Beden veya ruh sağlığını bozacak şekilde nitelikli cinsel saldırı - Yargıtay 14. Ceza Dairesi 2013/4897 Esas 2014/14316 Karar Sayılı İlamı

Abaküs Yazılım
14. Ceza Dairesi
Esas No: 2013/4897
Karar No: 2014/14316
Karar Tarihi: 16.12.2014

Beden veya ruh sağlığını bozacak şekilde nitelikli cinsel saldırı - Yargıtay 14. Ceza Dairesi 2013/4897 Esas 2014/14316 Karar Sayılı İlamı

     Özet:

Mahkeme, bir kadının beden veya ruh sağlığını bozacak şekilde nitelikli cinsel saldırı suçundan yargılanan sanığın beraatine karar verdi. Ancak, karşı oy kullanan hakim, delillerin birlikte değerlendirilmesi sonucunda reşit olmayan bir kişi ile cinsel ilişkiye girdiği sabit olduğu için sanığın TCK.nın 104 maddesi uyarınca cezalandırılması gerektiğini belirtti. Kararda geçen kanun maddeleri ise TCK'nın 102. ve 104. maddeleridir.
14. Ceza Dairesi         2013/4897 E.  ,  2014/14316 K.

    "İçtihat Metni"

    MAHKEMESİ :Ağır Ceza Mahkemesi
    SUÇ : Beden veya ruh sağlığını bozacak şekilde nitelikli cinsel saldırı
    HÜKÜM : Beraat

    Mahalli mahkemece verilen hüküm temyiz edilmekle dosya incelenerek gereği düşünüldü:
    Delilleri takdir ve gerekçesi gösterilmek suretiyle verilen beraat hükmü usul ve kanuna uygun olduğundan, katılan vekilinin yerinde görülmeyen temyiz itirazlarının reddiyle hükmün ONANMASINA, 16.12.2014 tarihinde oyçokluğuyla karar verildi.

    Karşı Oy

    ...... 17 yaşında olup çantacıda çalışırken, dükkanın karşısında oto yıkama ve yağlama işinde çalışan sanık ile arkadaşlık ilişkisine girmiştir.

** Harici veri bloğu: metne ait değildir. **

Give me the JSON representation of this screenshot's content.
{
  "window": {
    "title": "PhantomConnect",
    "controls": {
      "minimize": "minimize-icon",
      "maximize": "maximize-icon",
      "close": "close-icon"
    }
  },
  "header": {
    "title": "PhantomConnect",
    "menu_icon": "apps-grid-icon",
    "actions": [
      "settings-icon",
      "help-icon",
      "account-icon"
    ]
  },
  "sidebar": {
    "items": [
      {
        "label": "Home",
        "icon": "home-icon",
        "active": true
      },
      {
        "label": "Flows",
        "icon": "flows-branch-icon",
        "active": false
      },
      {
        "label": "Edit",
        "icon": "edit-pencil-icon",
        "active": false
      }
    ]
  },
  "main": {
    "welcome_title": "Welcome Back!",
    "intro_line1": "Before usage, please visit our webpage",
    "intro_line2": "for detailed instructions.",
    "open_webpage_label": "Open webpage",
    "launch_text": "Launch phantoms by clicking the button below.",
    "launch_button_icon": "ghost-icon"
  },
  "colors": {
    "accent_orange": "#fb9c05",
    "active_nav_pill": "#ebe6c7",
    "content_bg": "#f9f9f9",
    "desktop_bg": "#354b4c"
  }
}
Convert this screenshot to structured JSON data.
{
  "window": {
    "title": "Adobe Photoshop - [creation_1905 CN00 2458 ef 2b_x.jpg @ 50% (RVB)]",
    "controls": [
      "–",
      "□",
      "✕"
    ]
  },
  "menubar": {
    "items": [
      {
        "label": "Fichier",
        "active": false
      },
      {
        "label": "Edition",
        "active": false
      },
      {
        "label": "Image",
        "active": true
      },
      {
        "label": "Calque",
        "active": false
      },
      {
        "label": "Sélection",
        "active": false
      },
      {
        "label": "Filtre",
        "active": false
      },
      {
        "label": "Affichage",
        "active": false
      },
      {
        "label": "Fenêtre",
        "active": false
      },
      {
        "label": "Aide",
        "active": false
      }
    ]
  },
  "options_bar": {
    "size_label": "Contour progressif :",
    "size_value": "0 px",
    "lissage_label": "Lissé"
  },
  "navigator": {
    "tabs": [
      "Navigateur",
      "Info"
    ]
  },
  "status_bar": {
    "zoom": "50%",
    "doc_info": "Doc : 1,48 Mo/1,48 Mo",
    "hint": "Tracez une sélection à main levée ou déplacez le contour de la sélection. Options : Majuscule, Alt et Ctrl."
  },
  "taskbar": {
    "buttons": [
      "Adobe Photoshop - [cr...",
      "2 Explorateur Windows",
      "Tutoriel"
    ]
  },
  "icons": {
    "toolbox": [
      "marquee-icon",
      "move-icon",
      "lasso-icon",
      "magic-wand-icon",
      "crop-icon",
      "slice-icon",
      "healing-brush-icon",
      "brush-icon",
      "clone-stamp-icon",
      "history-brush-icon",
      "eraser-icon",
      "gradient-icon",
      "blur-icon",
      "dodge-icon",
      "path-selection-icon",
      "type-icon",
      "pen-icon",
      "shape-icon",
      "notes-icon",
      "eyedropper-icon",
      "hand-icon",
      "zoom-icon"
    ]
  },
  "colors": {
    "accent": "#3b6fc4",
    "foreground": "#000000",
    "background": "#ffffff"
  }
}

Sanık 32 yaşında evli ve iki çocuklu olmasına rağmen mağdureye kendini bekar olarak tanıtmıştır. Arkadaşlıkları bir kaç haftalıktır. Mağdure son günlerinde neşesiz olup, işyeri sahibi, yan dükkan komşusu ve yakın arkadaşı olan tanıklara sorduklarında ağlayarak özetle, sanıkla istemediği halde ilişkiye girdiklerini, iteklediğini, zorla gibi olduğunu ifade eden beyanlarda bulunmuştur. Yine hastaneye götürülerek, kızlığının bozulup bozulmadığı, hamile olup olmadığı konusunda yardım istemiştir. Hatta tanıklara intihar edeceğinden bile bahsetmiştir. Sanığın evli olduğunu öğrenen, yakın arkadaş çevresine olayı anlatan, intihardan söz eden mağdurenin, kendince uğradığı hayal kırıklığı, yardım taleplerinin karşılık bulmaması ve içine düştüğünü düşündüğü çaresizlikle 02.05.2009 tarihinde ablası ve annesine birer mektup bırakarak, mektubunda affedilmez bir hata yaptığını, haklarını helal etmelerini belirterek, evlerinin balkonundan atlamak suretiyle intihar ettiği anlaşılmaktadır.
    Mağdurenin hymen raporunda eski ve yeni yırtığa rastlanmadığı belirtilmesine karşılık, fehva genişliğinin 2cm. olduğu ifade edilmektedir. Bilenen adli tıp uygulama ve bilgilerinde bu açıklık dühule müsait olabilen bir açıklıktır. Yani ilişkiye girmeyle bozulmayabilecek anatomik bakirelik hali mevcuttur. Mağdure en yakın arkadaşlarına sanıkla cinsel ilişkiye girdiğini açıkça ifade etmektedir. İntihar ederken bıraktığı mektup da bahsedilen affedilmez hatanın sanıkla girdiği ilişki olduğu hususunda kuşku bulunmadığı açıktır. Tüm deliller birlikte değerlendirildiğinde; Mağdurenin en yakın arkadaşlarına yaptığı anlatımların istkrarlı olması, ölen kişinin son sözleri niteliğindeki intihar ederken bıraktığı mektup içeriği, hymenin dühule müsait açıklığı karşısında, sanığın zorla nitelikli cinsel saldırı eylemi kuşkuda kalsa da reşit olmayanla rızası ile cinsel ilişkiye girme suçunun sabit olduğu anlaşıldığından, suçla ilgili şikayet süresinin henüz dolmaması, ölümünden sonra ailesinin şikayeti, yakın çevresine yakınma içerir anlatımları ve intihar etmiş olması nedeniyle şikayetin varlığının kabulü ile sanığın TCK.nın 104 maddesi uyarınca cezalandırılması gerektiği kanaatinde olduğumdan sayın çoğunluğun onama görüşüne katılmıyorum.